While observing that I do not define nature or the natural order in the book, Keller identifies one aspect of my usage of nature, referencing an “inherent force which directs either the world or human beings or both.” In this reading, it appears to me that Keller may be superimposing a metaphysical element that I reject in my naturalism. As I discuss on page 30 of the book, I follow religious naturalism’s contributions to thinking about the nature of “nature” by way of its “scientific views of nature.” As well, I present humans as complex organisms that have arisen by way of the emergence of natural systems. As such, humans are ultimately the manifestations of many interlocking systems—atomic, molecular, biochemical, anatomical, ecological—apart from which human existence is incomprehensible.
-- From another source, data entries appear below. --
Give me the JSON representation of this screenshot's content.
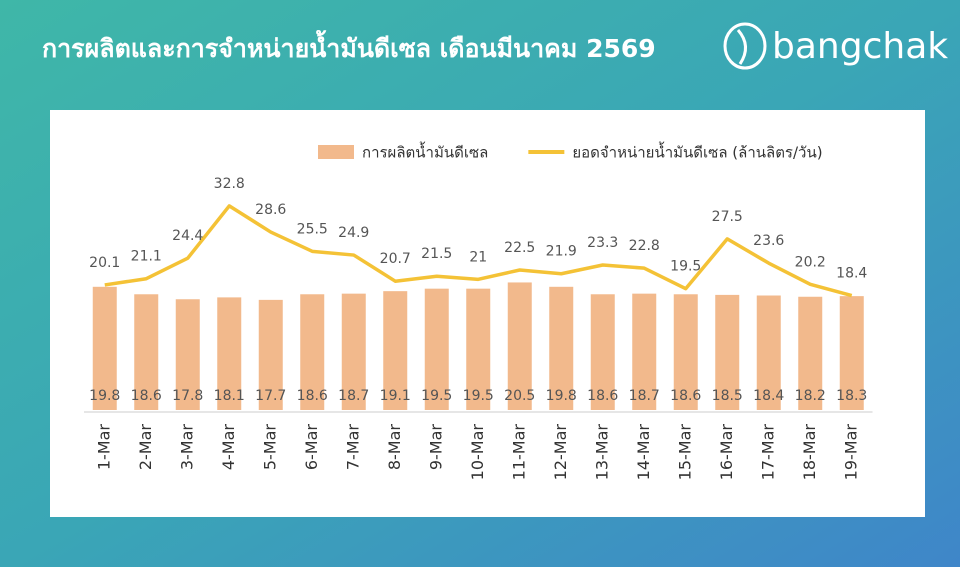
{
  "header": {
    "brand": "bangchak"
  },
  "chart_data": {
    "type": "combo",
    "title": "การผลิตและการจำหน่ายน้ำมันดีเซล เดือนมีนาคม 2569",
    "categories": [
      "1-Mar",
      "2-Mar",
      "3-Mar",
      "4-Mar",
      "5-Mar",
      "6-Mar",
      "7-Mar",
      "8-Mar",
      "9-Mar",
      "10-Mar",
      "11-Mar",
      "12-Mar",
      "13-Mar",
      "14-Mar",
      "15-Mar",
      "16-Mar",
      "17-Mar",
      "18-Mar",
      "19-Mar"
    ],
    "series": [
      {
        "name": "การผลิตน้ำมันดีเซล",
        "type": "bar",
        "color": "#f2b98c",
        "values": [
          19.8,
          18.6,
          17.8,
          18.1,
          17.7,
          18.6,
          18.7,
          19.1,
          19.5,
          19.5,
          20.5,
          19.8,
          18.6,
          18.7,
          18.6,
          18.5,
          18.4,
          18.2,
          18.3
        ]
      },
      {
        "name": "ยอดจำหน่ายน้ำมันดีเซล (ล้านลิตร/วัน)",
        "type": "line",
        "color": "#f4c236",
        "values": [
          20.1,
          21.1,
          24.4,
          32.8,
          28.6,
          25.5,
          24.9,
          20.7,
          21.5,
          21,
          22.5,
          21.9,
          23.3,
          22.8,
          19.5,
          27.5,
          23.6,
          20.2,
          18.4
        ]
      }
    ],
    "ylim": [
      0,
      45
    ],
    "legend": "top"
  }
}
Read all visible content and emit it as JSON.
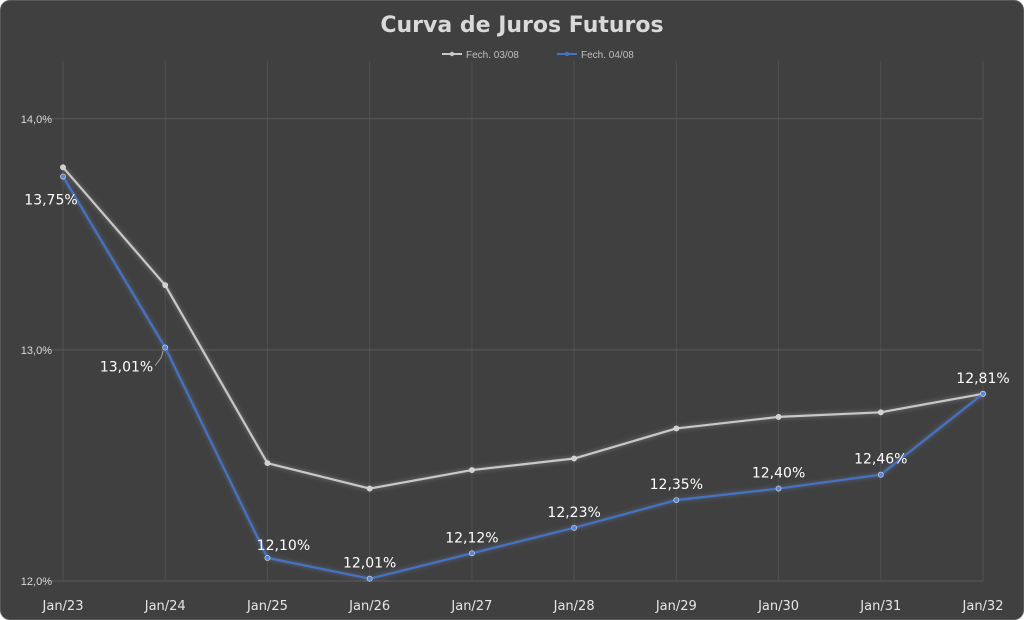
{
  "chart_data": {
    "type": "line",
    "title": "Curva de Juros Futuros",
    "categories": [
      "Jan/23",
      "Jan/24",
      "Jan/25",
      "Jan/26",
      "Jan/27",
      "Jan/28",
      "Jan/29",
      "Jan/30",
      "Jan/31",
      "Jan/32"
    ],
    "y_ticks": [
      "12,0%",
      "13,0%",
      "14,0%"
    ],
    "y_tick_values": [
      12.0,
      13.0,
      14.0
    ],
    "ylim": [
      12.0,
      14.25
    ],
    "grid": true,
    "legend_position": "top",
    "series": [
      {
        "name": "Fech. 03/08",
        "color": "#c8c8c8",
        "values": [
          13.79,
          13.28,
          12.51,
          12.4,
          12.48,
          12.53,
          12.66,
          12.71,
          12.73,
          12.81
        ]
      },
      {
        "name": "Fech. 04/08",
        "color": "#4472c4",
        "values": [
          13.75,
          13.01,
          12.1,
          12.01,
          12.12,
          12.23,
          12.35,
          12.4,
          12.46,
          12.81
        ],
        "data_labels": [
          "13,75%",
          "13,01%",
          "12,10%",
          "12,01%",
          "12,12%",
          "12,23%",
          "12,35%",
          "12,40%",
          "12,46%",
          "12,81%"
        ]
      }
    ]
  }
}
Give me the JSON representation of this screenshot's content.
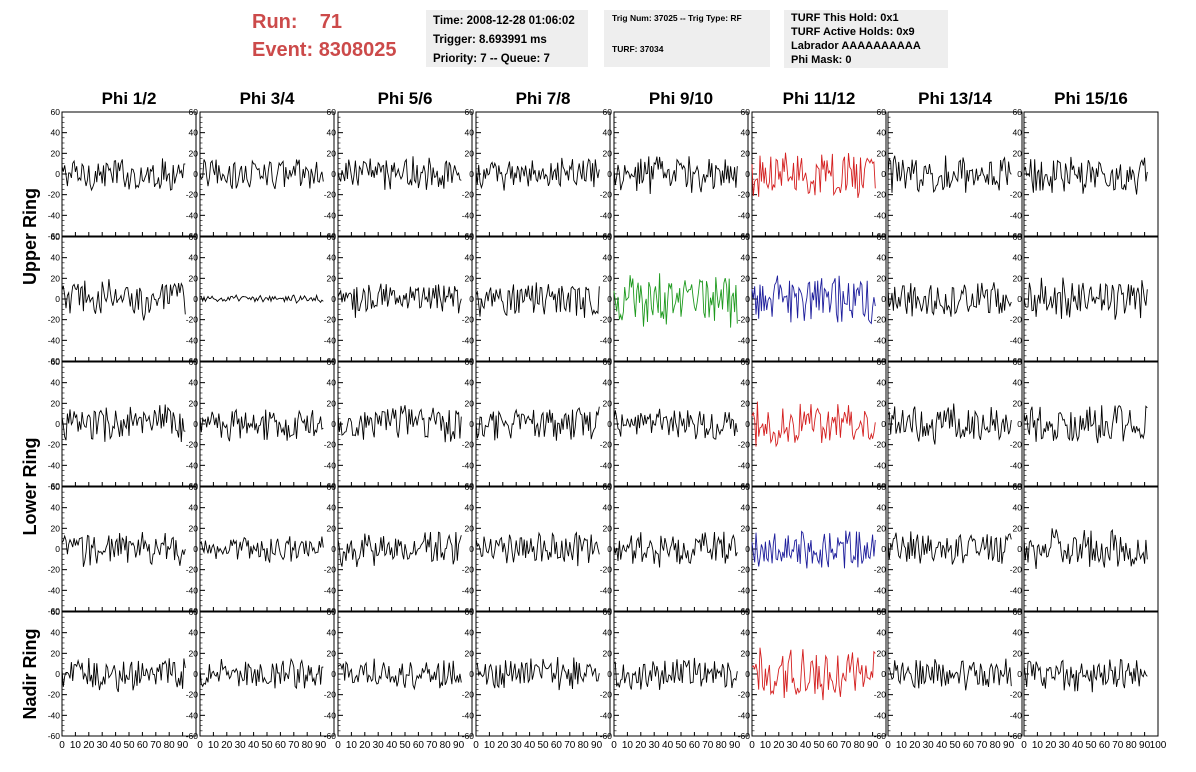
{
  "header": {
    "run_label": "Run:",
    "run_value": "71",
    "event_label": "Event:",
    "event_value": "8308025",
    "time": "Time: 2008-12-28 01:06:02",
    "trigger": "Trigger: 8.693991 ms",
    "priority": "Priority: 7 -- Queue: 7",
    "trig_num": "Trig Num: 37025 -- Trig Type: RF",
    "turf": "TURF: 37034",
    "turf_this_hold": "TURF This Hold: 0x1",
    "turf_active_holds": "TURF Active Holds: 0x9",
    "labrador": "Labrador AAAAAAAAAA",
    "phi_mask": "Phi Mask: 0"
  },
  "colors": {
    "run_text": "#cc4a4a",
    "red": "#d42020",
    "green": "#1f9a1f",
    "blue": "#1e1e9c",
    "black": "#000000"
  },
  "chart_data": {
    "type": "line",
    "columns": [
      "Phi 1/2",
      "Phi 3/4",
      "Phi 5/6",
      "Phi 7/8",
      "Phi 9/10",
      "Phi 11/12",
      "Phi 13/14",
      "Phi 15/16"
    ],
    "rows": [
      {
        "label": "Upper Ring",
        "rows": [
          "upper-1",
          "upper-2"
        ]
      },
      {
        "label": "Lower Ring",
        "rows": [
          "lower-1",
          "lower-2"
        ]
      },
      {
        "label": "Nadir Ring",
        "rows": [
          "nadir"
        ]
      }
    ],
    "ylim": [
      -60,
      60
    ],
    "yticks": [
      -60,
      -40,
      -20,
      0,
      20,
      40,
      60
    ],
    "xlim": [
      0,
      100
    ],
    "xtick_labels": [
      "0",
      "10",
      "20",
      "30",
      "40",
      "50",
      "60",
      "70",
      "80",
      "90",
      "100"
    ],
    "samples_x_max": 92,
    "panels": [
      {
        "row": 0,
        "col": 0,
        "color": "black",
        "amplitude": 14
      },
      {
        "row": 0,
        "col": 1,
        "color": "black",
        "amplitude": 13
      },
      {
        "row": 0,
        "col": 2,
        "color": "black",
        "amplitude": 15
      },
      {
        "row": 0,
        "col": 3,
        "color": "black",
        "amplitude": 13
      },
      {
        "row": 0,
        "col": 4,
        "color": "black",
        "amplitude": 16
      },
      {
        "row": 0,
        "col": 5,
        "color": "red",
        "amplitude": 18
      },
      {
        "row": 0,
        "col": 6,
        "color": "black",
        "amplitude": 16
      },
      {
        "row": 0,
        "col": 7,
        "color": "black",
        "amplitude": 17
      },
      {
        "row": 1,
        "col": 0,
        "color": "black",
        "amplitude": 17
      },
      {
        "row": 1,
        "col": 1,
        "color": "black",
        "amplitude": 3
      },
      {
        "row": 1,
        "col": 2,
        "color": "black",
        "amplitude": 15
      },
      {
        "row": 1,
        "col": 3,
        "color": "black",
        "amplitude": 16
      },
      {
        "row": 1,
        "col": 4,
        "color": "green",
        "amplitude": 22
      },
      {
        "row": 1,
        "col": 5,
        "color": "blue",
        "amplitude": 20
      },
      {
        "row": 1,
        "col": 6,
        "color": "black",
        "amplitude": 15
      },
      {
        "row": 1,
        "col": 7,
        "color": "black",
        "amplitude": 17
      },
      {
        "row": 2,
        "col": 0,
        "color": "black",
        "amplitude": 16
      },
      {
        "row": 2,
        "col": 1,
        "color": "black",
        "amplitude": 14
      },
      {
        "row": 2,
        "col": 2,
        "color": "black",
        "amplitude": 16
      },
      {
        "row": 2,
        "col": 3,
        "color": "black",
        "amplitude": 14
      },
      {
        "row": 2,
        "col": 4,
        "color": "black",
        "amplitude": 12
      },
      {
        "row": 2,
        "col": 5,
        "color": "red",
        "amplitude": 18
      },
      {
        "row": 2,
        "col": 6,
        "color": "black",
        "amplitude": 16
      },
      {
        "row": 2,
        "col": 7,
        "color": "black",
        "amplitude": 16
      },
      {
        "row": 3,
        "col": 0,
        "color": "black",
        "amplitude": 15
      },
      {
        "row": 3,
        "col": 1,
        "color": "black",
        "amplitude": 11
      },
      {
        "row": 3,
        "col": 2,
        "color": "black",
        "amplitude": 15
      },
      {
        "row": 3,
        "col": 3,
        "color": "black",
        "amplitude": 14
      },
      {
        "row": 3,
        "col": 4,
        "color": "black",
        "amplitude": 14
      },
      {
        "row": 3,
        "col": 5,
        "color": "blue",
        "amplitude": 17
      },
      {
        "row": 3,
        "col": 6,
        "color": "black",
        "amplitude": 14
      },
      {
        "row": 3,
        "col": 7,
        "color": "black",
        "amplitude": 17
      },
      {
        "row": 4,
        "col": 0,
        "color": "black",
        "amplitude": 14
      },
      {
        "row": 4,
        "col": 1,
        "color": "black",
        "amplitude": 12
      },
      {
        "row": 4,
        "col": 2,
        "color": "black",
        "amplitude": 12
      },
      {
        "row": 4,
        "col": 3,
        "color": "black",
        "amplitude": 13
      },
      {
        "row": 4,
        "col": 4,
        "color": "black",
        "amplitude": 13
      },
      {
        "row": 4,
        "col": 5,
        "color": "red",
        "amplitude": 21
      },
      {
        "row": 4,
        "col": 6,
        "color": "black",
        "amplitude": 13
      },
      {
        "row": 4,
        "col": 7,
        "color": "black",
        "amplitude": 15
      }
    ]
  }
}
Here, I am advancing a view of nature that builds on the work of Donald Crosby, a major religious naturalist, who states that nature requires no explanation beyond itself. In this view, nature always has existed and always will exist in some shape or form. As well, its constituents, principles, laws, and relations are the sole reality, which takes on new traits and possibilities as it evolves inexorably through time.

I thus wonder whether the explicit empiricism and materialism grounding my naturalism is epistemologically aligned with the Indigenous lexicon of “spirit,” “spiritual beings,” “Spirits as energy forms manifested in matter” that Keller designates. It would be helpful for me to hear more from Keller about important conceptual differences here. Notwithstanding similar cultural critiques and responses to a shared historical problem, there is also the very real possibility that two incommensurable views of matter and nature are present in Keller’s discussion.

Whatever lingering questions or unresolved tensions I might identify here, in the final analysis, I am very grateful to both Keller and Kahn for their thought-provoking essays.